McAllister v. BREAKERS SEVILLE ASS'N, INC.
This text of 891 So. 2d 1155 (McAllister v. BREAKERS SEVILLE ASS'N, INC.) is published on Counsel Stack Legal Research, covering District Court of Appeal of Florida primary law. Counsel Stack provides free access to over 12 million legal documents including statutes, case law, regulations, and constitutions.
Opinion
Steven McALLISTER, Appellant,
v.
BREAKERS SEVILLE ASSOCIATION, INC., Appellee.
District Court of Appeal of Florida, Fourth District.
Robert Rivas, Spencer M. Sax and Ronna Friedman Young, of Sachs, Sax & Klein, Boca Raton, for appellant.

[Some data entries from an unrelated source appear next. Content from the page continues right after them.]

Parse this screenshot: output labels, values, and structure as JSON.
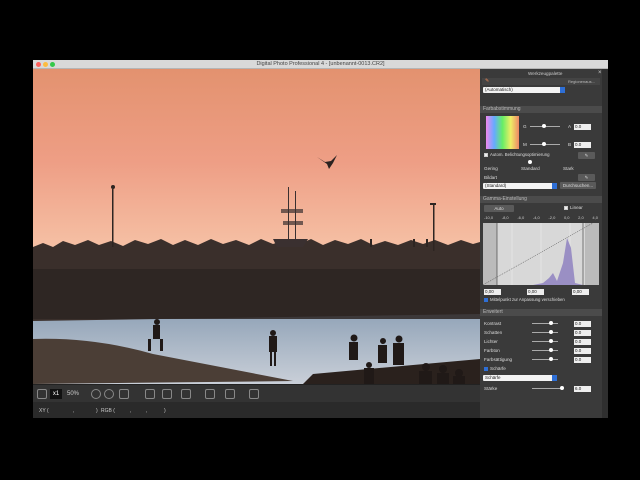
{
  "window": {
    "title": "Digital Photo Professional 4 - [unbenannt-0013.CR2]"
  },
  "toolbar": {
    "one_to_one": "x1",
    "zoom": "50%"
  },
  "statusbar": {
    "xy_label": "XY (",
    "xy_sep": ",",
    "xy_close": ")",
    "rgb_label": "RGB (",
    "rgb_sep1": ",",
    "rgb_sep2": ",",
    "rgb_close": ")"
  },
  "palette": {
    "title": "Werkzeugpalette",
    "mode_label": "Regionenaus...",
    "auto_select": "(Automatisch)",
    "sections": {
      "farb": "Farbabstimmung",
      "gamma": "Gamma-Einstellung",
      "erweitert": "Erweitert"
    },
    "farb": {
      "g": "G",
      "m": "M",
      "a": "A",
      "b": "B",
      "g_val": "0.0",
      "m_val": "0.0",
      "auto_label": "Autom. Belichtungsoptimierung",
      "gering": "Gering",
      "standard": "Standard",
      "stark": "Stark",
      "bildart": "Bildart",
      "bildart_value": "(Standard)",
      "durchsuchen": "Durchsuchen..."
    },
    "gamma": {
      "auto": "Auto",
      "linear": "Linear",
      "scale": [
        "-10,0",
        "-8,0",
        "-6,0",
        "-4,0",
        "-2,0",
        "0,0",
        "2,0",
        "4,0"
      ],
      "in1": "0,00",
      "in2": "0,00",
      "in3": "0,00",
      "mittel_label": "Mittelpunkt zur Anpassung verschieben"
    },
    "erweitert": {
      "kontrast": "Kontrast",
      "schatten": "Schatten",
      "lichter": "Lichter",
      "farbton": "Farbton",
      "farbsaettigung": "Farbsättigung",
      "v0": "0.0",
      "v1": "0.0",
      "v2": "0.0",
      "v3": "0.0",
      "v4": "0.0",
      "schaerfe": "Schärfe",
      "schaerfe_mode": "Schärfe",
      "staerke": "Stärke",
      "staerke_val": "6.0"
    }
  },
  "colors": {
    "accent": "#2e6fd6",
    "sky_top": "#e79a7c",
    "sky_bottom": "#f4c4a6",
    "sea": "#a7b5c7"
  }
}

Mark S. Mucci of Benson, Mucci & Associates, LLP., Fort Lauderdale, for appellee.
*1156 FARMER, C.J.
Reversed. The entry of a final judgment was error because no notice of trial was properly given. A notice of hearing merely stating that an "evidentiary hearing" will be held is, without more, insufficient to give proper notice to a party that a full trial on the merits of all issues in the case will be held at the specified time. We also reject the argument that the record demonstrates with adequate clarity a waiver of the notice issue by acquiescence in the trial court's insistence that counsel present her case.
SHAHOOD and TAYLOR, JJ., concur.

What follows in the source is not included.